Speaking last week at a Christian Science Monitor breakfast, Daniels offered his thoughts on everything from the Keystone XL pipeline to New Jersey Gov. Chris Christie, who is up for re-election Tuesday. But he also said his "vow of political celibacy" would keep him from weighing in on certain issues, like Virginia Attorney General Ken Cucinelli's race for governor.

"Partisan means just that — Republican versus Democrat. The president has not participated in campaign politics of any kind. He sat out the 2012 election completely and has turned down every invitation from any partisan committee or candidate," Purdue spokeswoman Shelley Triol told The Associated Press in an email responding to questions of how Daniels applies his vow.

Daniels also pointed out that Purdue already has an open hiring and benefits policy.

Peter Wood, president of the conservative National Association of Scholars, has consistently defended Daniels in higher education forums and argues his voice is needed most in traditionally left-leaning academia.
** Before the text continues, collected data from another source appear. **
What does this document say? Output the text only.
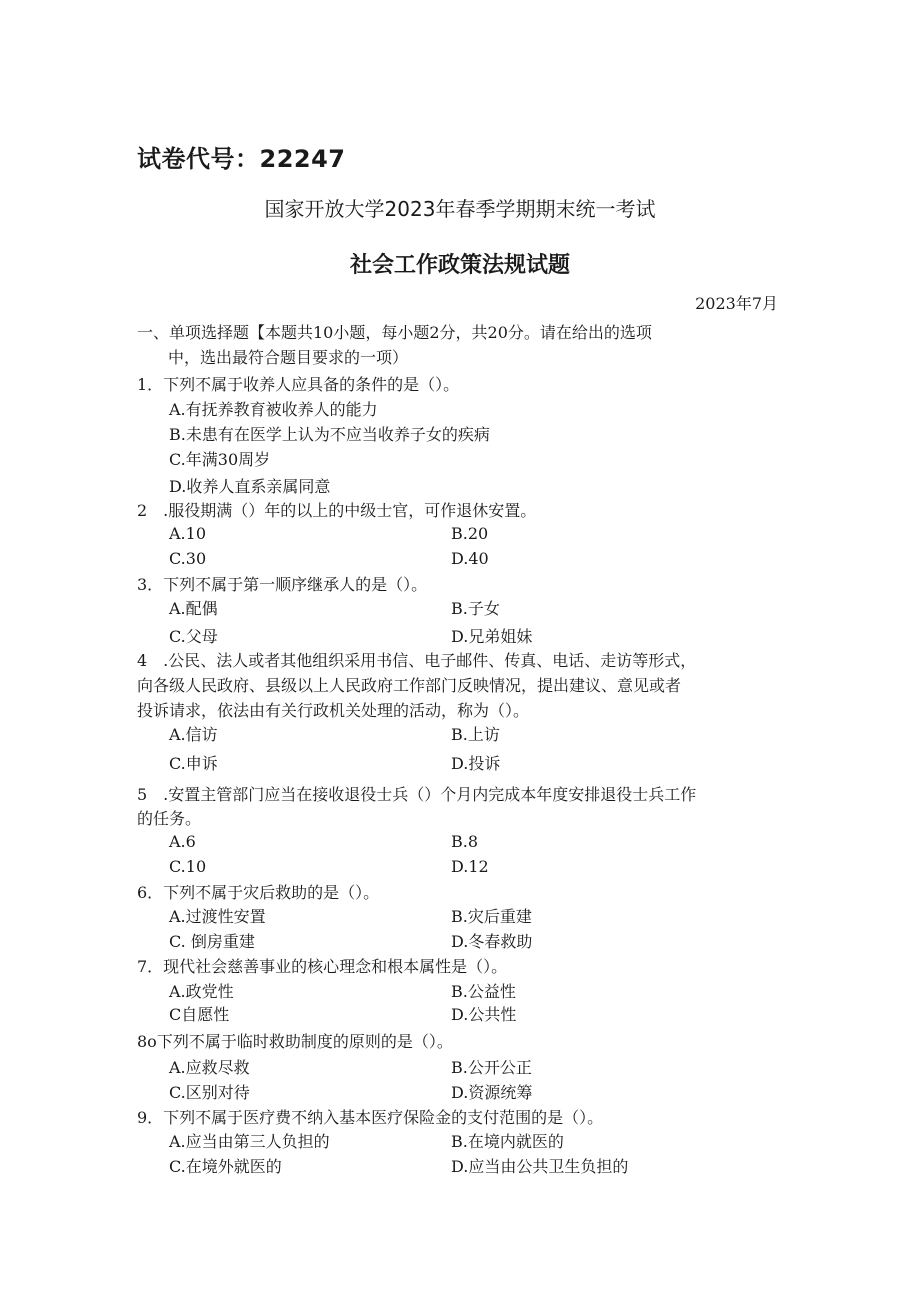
试卷代号：22247
国家开放大学2023年春季学期期末统一考试
社会工作政策法规试题
2023年7月
一、单项选择题【本题共10小题，每小题2分，共20分。请在给出的选项
中，选出最符合题目要求的一项）
1．下列不属于收养人应具备的条件的是（）。
A.有抚养教育被收养人的能力
B.未患有在医学上认为不应当收养子女的疾病
C.年满30周岁
D.收养人直系亲属同意
2　.服役期满（）年的以上的中级士官，可作退休安置。
A.10	B.20
C.30	D.40
3．下列不属于第一顺序继承人的是（）。
A.配偶	B.子女
C.父母	D.兄弟姐妹
4　.公民、法人或者其他组织采用书信、电子邮件、传真、电话、走访等形式，
向各级人民政府、县级以上人民政府工作部门反映情况，提出建议、意见或者
投诉请求，依法由有关行政机关处理的活动，称为（）。
A.信访	B.上访
C.申诉	D.投诉
5　.安置主管部门应当在接收退役士兵（）个月内完成本年度安排退役士兵工作
的任务。
A.6	B.8
C.10	D.12
6．下列不属于灾后救助的是（）。
A.过渡性安置	B.灾后重建
C. 倒房重建	D.冬春救助
7．现代社会慈善事业的核心理念和根本属性是（）。
A.政党性	B.公益性
C自愿性	D.公共性
8o下列不属于临时救助制度的原则的是（）。
A.应救尽救	B.公开公正
C.区别对待	D.资源统筹
9．下列不属于医疗费不纳入基本医疗保险金的支付范围的是（）。
A.应当由第三人负担的	B.在境内就医的
C.在境外就医的	D.应当由公共卫生负担的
Wood wrote last month that Daniels was wrong to apologize for a paid appearance at a conservative Minnesota think tank and should not shy from public debate, despite Daniels' political vow.

He noted that other university presidents, like Harvard's Drew Faust and Spelman's Beverly Tatum, have not shied from appearances at liberal think tanks like the Center for American Progress.

"Such ideological lockstep isn't good for higher education," he wrote last month on The Chronicle of Higher Education website. "It conveys to students that the range of views that can be openly discussed on campuses is limited. It drives faculty members underground. And it tells the public pretty vividly that colleges and universities are not the havens for open-minded inquiry that they pretend to be."

Open commentary is hardly the same as throwing a university's name behind a political stance, but McRobbie's decision last week elevated the question of involvement for at least the duration of the gay marriage battle.

DePauw and Wabash, both liberal arts colleges, issued a joint press release about their involvement in Freedom Indiana.

“Our students come from around the country and around the world, and our fundamental goal is to educate them to think critically, exercise responsible leadership, communicate effectively, and tackle complex problems," they said in a prepared statement. "This depends on attracting talented faculty and staff, a task that is made more difficult by the passage of this amendment."

DePauw, founded in 1837, has about 2,300 undergraduates. Wabash, an all-male college founded in 1832, has about 900 undergraduates.